Читать «Любовь Полищук. Безумство храброй» онлайн - страница 113

Варлен Львович Стронгин

– Люба, иди ко мне! – однажды позвал я ее к себе и протянул руку, но она сказала:

– Это твой концерт и твои аплодисменты.

И не тронулась с места, источая улыбки зрителям, и никто даже не заметил наш краткий диалог. По сути, будучи звездой нашей сцены, она никогда не требовала для себя особых условий в гостиницах, жила в обычном одноместном номере, а при задержке самолета, не раздумывая, улеглась на обычную лавку, подложив под голову капюшон дубленки. Зато на сцене – она была истинная королева: высоко, но, не задирая от гордости подбородок, смотрела в глаза зрителей, была умопомрачительно красива в элегантном, без особых ухищрений темном облегающем платье. И свои десять минут царила на сцене и грустная, и смешная, делясь со зрителями фрагментами из своей жизни, исполняя монологи так искренне и искусно, что зрители даже не могли подумать, что рассказанное ею, написано кем-то другим. Она не играла жизнь, а жила на сцене. Это шло от доброты ее души, сопереживания нелегкой жизни людей и великого мастерства перевоплощения, большей частью – накопленного на репетициях в театре и дома. Природа наделила Любу талантом без осторожностей, и поэтому она позволяла себе быть смелее и вольнее на сцене, чем другие мастера, и этой своеобразной свободой поведения она отличалась от них, и это ценил зритель.

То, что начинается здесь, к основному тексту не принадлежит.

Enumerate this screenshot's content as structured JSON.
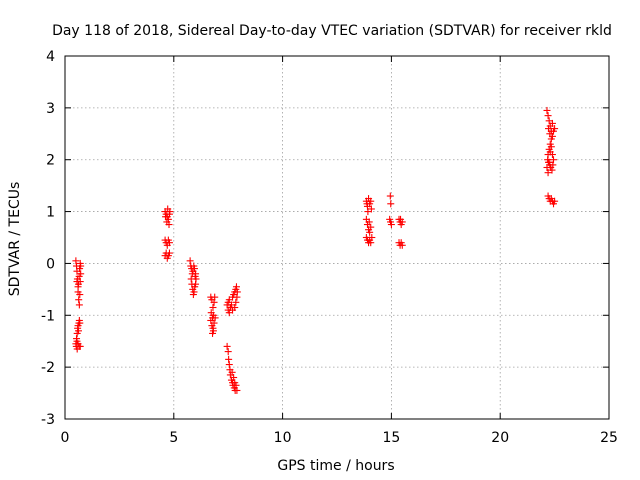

Власти культуры, и не только, не любили Любу, зная от стукачей ее резкие высказывания в их адрес, но терпели, так как она не участвовала ни в каких политических акциях, вроде Марша недовольных, митингов на Пушкинской и встречей с Кондализой Райс, когда она приезжала в Россию. Помнили, что Люба в пылкой форме отказалась вступить в парию: «Я хочу быть свободной!» Поэтому с трудом решились пустить ее вместе с театром на гастроли в Израиль. Ведь пригласили туда театр именно с актрисой Любовью Полищук. А там случилось непредвиденное нашими властями. Гости Израиля – евреи из Германии, были восхищены ее игрой и через свою немецкую театральную концертную организацию пригласили ее к себе. Люба Полищук с блеском отыграла спектакль на оперной сцене в Бонне. У выхода из здания оперы ее ждали сотни поклонников. Каждый стремился пожать ей руку, сказать слова благодарности. Для многих она стала театральным открытием, и на следующий день, когда автобус с нею направился в Лихтенштейн, вслед за ним устремилась кавалькада машин с русскими эмигрантами, не сумевшими ее услышать в Бонне. Можно утверждать наверняка, что если бы она эмигрировала из России, то стала бы за границей звездой мирового значения. Во времена знакомства с Любой я узнал отличного виолончелиста Давида Герингаса, выигравшего тогда первый приз на международном конкурсе Чайковского в Москве. У него за целый год состоялся в Москве всего один открытый концерт – в зале Гнесинского института, куда он и пригласил меня, после чего я написал напечатанный в журнале «Юность» рассказ «Спасибо Федькиной жене» – об удивительном и благородном влиянии классической музыки на чувства и сознание простого рабочего человека, случайно попавшего на концерт. Пожалуй, это было своеобразной, но единственной рецензией на творчество ныне широко известного во всем мире музыканта и профессора консерваторий, приезд которого в Россию всегда желателен и оценивается очень высоко (цена одного билета в Большой зал консерватории – десять тысяч рублей). На фоне его жизни, судеб Барышникова, Хворостовского, Нетребко жизнь Любы Полищук выглядит весьма бедной. Ее творческий потенциал использован не более чем на десять процентов. С ее участием снят лишь один фильм мирового значения. Ее не ценили. Не берегли. Не говоря уже о том, что пятнадцать лет назад наверняка могли бы применить меры, спасшие ее жизнь. Для нее писали бы пьесы и сценарии, ее творчество стало бы достоянием мира, гражданкой которого она, по сути, и являлась.